Economy

Africa faces infrastructure financing gap of $108bn annually — Adesina

The African Development Bank (AfDB), says that Africa is currently facing an infrastructure financing gap of between $68 billion to $108 billion annually.

According to the Bank, this is in spite of collective efforts to close the margin.

The Bank said this in a statement obtained from its website by the News Agency of Nigeria (NAN) on Friday.

The statement said that the President of the AfDB Group, Dr Akinwumi Adesina, said this when the Secretary of the United States Treasury, Janet Yellen hosted G-7 ministers and heads of multilateral development banks.

Adesina said the Bank, which was the premier financier of infrastructure in Africa, had committed more than 44 billion dollars to infrastructure across the continent in the last six years.

“The 44 billion dollars was channelled toward developing critical areas like transportation, energy, water, and sanitation on the continent.

“I propose eight solutions to bridge Africa’s infrastructure finance gap, which includes project preparation and mobilising institutional investors.

“Other solutions are improving public financing for infrastructure, mobilising financing for green infrastructure, attracting the private sector, and dealing with risks, among others,’’ he said.

The AfDB chief noted that institutional investors including pension funds, Sovereign Wealth Funds, and insurance companies held enough resources to scale up infrastructure financing from billions to trillions of dollars.

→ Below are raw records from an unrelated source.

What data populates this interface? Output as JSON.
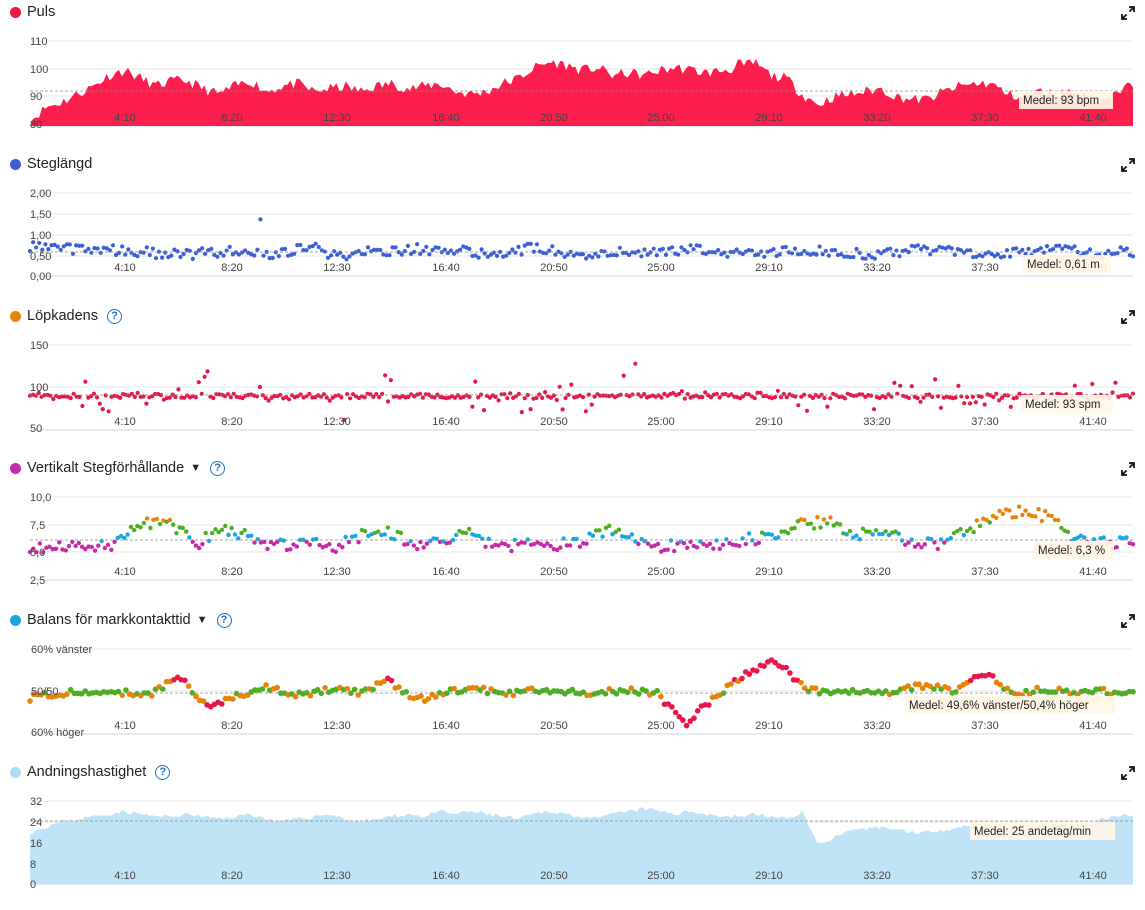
{
  "x_ticks": [
    "4:10",
    "8:20",
    "12:30",
    "16:40",
    "20:50",
    "25:00",
    "29:10",
    "33:20",
    "37:30",
    "41:40"
  ],
  "panels": [
    {
      "id": "puls",
      "title": "Puls",
      "dot_color": "#e8174a",
      "dropdown": false,
      "help": false,
      "icons": [
        "expand-icon"
      ],
      "y_ticks": [
        "110",
        "100",
        "90",
        "80"
      ],
      "medel": "Medel: 93 bpm"
    },
    {
      "id": "steglangd",
      "title": "Steglängd",
      "dot_color": "#3b5fd9",
      "dropdown": false,
      "help": false,
      "icons": [
        "expand-icon"
      ],
      "y_ticks": [
        "2,00",
        "1,50",
        "1,00",
        "0,50",
        "0,00"
      ],
      "medel": "Medel: 0,61 m"
    },
    {
      "id": "lopkadens",
      "title": "Löpkadens",
      "dot_color": "#e8830a",
      "dropdown": false,
      "help": true,
      "icons": [
        "expand-icon",
        "help-icon"
      ],
      "y_ticks": [
        "150",
        "100",
        "50"
      ],
      "medel": "Medel: 93 spm"
    },
    {
      "id": "vertikalt",
      "title": "Vertikalt Stegförhållande",
      "dot_color": "#c62aa9",
      "dropdown": true,
      "help": true,
      "icons": [
        "expand-icon",
        "help-icon",
        "caret-down-icon"
      ],
      "y_ticks": [
        "10,0",
        "7,5",
        "5,0",
        "2,5"
      ],
      "medel": "Medel: 6,3 %"
    },
    {
      "id": "balans",
      "title": "Balans för markkontakttid",
      "dot_color": "#16a6e0",
      "dropdown": true,
      "help": true,
      "icons": [
        "expand-icon",
        "help-icon",
        "caret-down-icon"
      ],
      "y_ticks": [
        "60% vänster",
        "50/50",
        "60% höger"
      ],
      "medel": "Medel: 49,6% vänster/50,4% höger"
    },
    {
      "id": "andning",
      "title": "Andningshastighet",
      "dot_color": "#aedcf3",
      "dropdown": false,
      "help": true,
      "icons": [
        "expand-icon",
        "help-icon"
      ],
      "y_ticks": [
        "32",
        "24",
        "16",
        "8",
        "0"
      ],
      "medel": "Medel: 25 andetag/min"
    }
  ],
  "colors": {
    "puls_fill": "#fc1f4d",
    "steg_dot": "#3b5fd9",
    "kadens_dot": "#e8174a",
    "vert_magenta": "#c62aa9",
    "vert_blue": "#16a6e0",
    "vert_green": "#4caf1e",
    "vert_orange": "#e8830a",
    "bal_red": "#e8174a",
    "bal_orange": "#e8830a",
    "bal_green": "#4caf1e",
    "andning_fill": "#bfe4f7",
    "gridline": "#e6e6e6",
    "medel_line": "#888888"
  },
  "chart_data": [
    {
      "type": "area",
      "title": "Puls",
      "unit": "bpm",
      "ylim": [
        80,
        112
      ],
      "mean": 93,
      "x_ticks": [
        "4:10",
        "8:20",
        "12:30",
        "16:40",
        "20:50",
        "25:00",
        "29:10",
        "33:20",
        "37:30",
        "41:40"
      ],
      "x_minutes": [
        0,
        2,
        4,
        6,
        8,
        10,
        12,
        14,
        16,
        18,
        20,
        22,
        24,
        26,
        28,
        30,
        32,
        34,
        36,
        38,
        40,
        42,
        44,
        46,
        48,
        50,
        52,
        54,
        56,
        58,
        60,
        62,
        64,
        66,
        68,
        70,
        72,
        74,
        76,
        78,
        80,
        82,
        84,
        86,
        88,
        90,
        92,
        94,
        96,
        98,
        100,
        102,
        104,
        106,
        108,
        110,
        112,
        114,
        116,
        118,
        120,
        122,
        124,
        126,
        128,
        130,
        132,
        134,
        136,
        138,
        140
      ],
      "series": [
        {
          "values": [
            82,
            87,
            89,
            92,
            95,
            99,
            101,
            98,
            95,
            97,
            97,
            94,
            92,
            95,
            97,
            93,
            95,
            96,
            93,
            94,
            95,
            93,
            95,
            96,
            94,
            95,
            96,
            93,
            92,
            93,
            96,
            98,
            102,
            104,
            103,
            101,
            102,
            99,
            100,
            99,
            101,
            102,
            101,
            100,
            101,
            102,
            104,
            99,
            98,
            92,
            88,
            91,
            92,
            93,
            94,
            91,
            90,
            90,
            93,
            95,
            96,
            96,
            92,
            91,
            93,
            92,
            93,
            91,
            90,
            92,
            96
          ]
        }
      ]
    },
    {
      "type": "scatter",
      "title": "Steglängd",
      "unit": "m",
      "ylim": [
        0,
        2.2
      ],
      "mean": 0.61,
      "series": [
        {
          "values": [
            0.8,
            0.75,
            0.7,
            0.72,
            0.65,
            0.6,
            0.55,
            0.62,
            0.7,
            0.58,
            0.64,
            0.75,
            0.5,
            0.62,
            0.68,
            0.72,
            0.6,
            0.66,
            0.58,
            0.7,
            0.74,
            0.62,
            0.55,
            0.65,
            0.6,
            0.68,
            0.72,
            0.64,
            0.58,
            0.62,
            0.7,
            0.66,
            0.6,
            0.57,
            0.64,
            0.7,
            0.68,
            0.62,
            0.58,
            0.66,
            0.72,
            0.65,
            0.6,
            0.64
          ]
        }
      ]
    },
    {
      "type": "scatter",
      "title": "Löpkadens",
      "unit": "spm",
      "ylim": [
        50,
        160
      ],
      "mean": 93,
      "series": [
        {
          "values": [
            95,
            93,
            96,
            92,
            88,
            90,
            95,
            110,
            85,
            92,
            96,
            94,
            80,
            97,
            105,
            92,
            90,
            93,
            96,
            88,
            94,
            92,
            95,
            120,
            90,
            93,
            97,
            92,
            94,
            95,
            91,
            93,
            96,
            92,
            94,
            98,
            92,
            90,
            95,
            93,
            96,
            92,
            94
          ]
        }
      ]
    },
    {
      "type": "scatter",
      "title": "Vertikalt Stegförhållande",
      "unit": "%",
      "ylim": [
        2.5,
        10.5
      ],
      "mean": 6.3,
      "series": [
        {
          "values": [
            5.8,
            5.6,
            6.0,
            5.7,
            7.8,
            8.2,
            5.9,
            7.5,
            6.5,
            5.8,
            6.2,
            5.5,
            6.8,
            7.2,
            5.9,
            6.4,
            7.0,
            5.6,
            6.1,
            5.8,
            6.3,
            7.3,
            6.2,
            5.7,
            6.0,
            5.9,
            6.4,
            6.6,
            7.8,
            8.1,
            6.9,
            7.4,
            6.1,
            5.8,
            7.2,
            8.8,
            9.2,
            8.4,
            6.3,
            6.0,
            6.2
          ]
        }
      ]
    },
    {
      "type": "scatter",
      "title": "Balans för markkontakttid",
      "unit": "% vänster",
      "ylim": [
        40,
        60
      ],
      "mean": 49.6,
      "series": [
        {
          "values": [
            48.5,
            49.5,
            50.2,
            49.8,
            49.0,
            53.5,
            46.5,
            49.0,
            51.0,
            49.2,
            50.5,
            49.8,
            52.5,
            48.0,
            49.8,
            50.5,
            49.5,
            50.2,
            50.0,
            49.6,
            50.3,
            49.8,
            42.5,
            49.0,
            54.0,
            57.5,
            50.5,
            49.5,
            50.0,
            49.8,
            51.5,
            50.2,
            54.5,
            49.4,
            50.6,
            49.8,
            50.0,
            49.5
          ]
        }
      ]
    },
    {
      "type": "area",
      "title": "Andningshastighet",
      "unit": "andetag/min",
      "ylim": [
        0,
        32
      ],
      "mean": 25,
      "series": [
        {
          "values": [
            20,
            22,
            24,
            25,
            26,
            27,
            28,
            27,
            26,
            26,
            27,
            26,
            25,
            26,
            27,
            25,
            24,
            25,
            26,
            27,
            25,
            24,
            25,
            26,
            27,
            26,
            28,
            27,
            28,
            27,
            26,
            25,
            27,
            28,
            27,
            26,
            25,
            27,
            28,
            29,
            28,
            27,
            28,
            27,
            26,
            26,
            27,
            26,
            25,
            28,
            15,
            18,
            20,
            21,
            22,
            21,
            20,
            20,
            21,
            22,
            23,
            22,
            21,
            22,
            22,
            23,
            22,
            22,
            25,
            26,
            27
          ]
        }
      ]
    }
  ]
}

Adesina said that collectively, the institutions with commercial banks held 103 trillion dollars of assets under management.

“This pool of capital is so vast that what is needed is only 0.03 per cent or up to 0.04 per cent to bridge the infrastructure financing gap for Africa.

“Multilateral development banks should take early-stage investment risks in the project development phase,” he said.

He called on governments to focus more on attracting the private sector to infrastructure financing.

According to him, governments must improve the policy, legal, and regulatory environment to support Public Private Partnership (PPP) investments in infrastructure.

He said the Bank’s board had also approved a new PPP framework for financing infrastructure.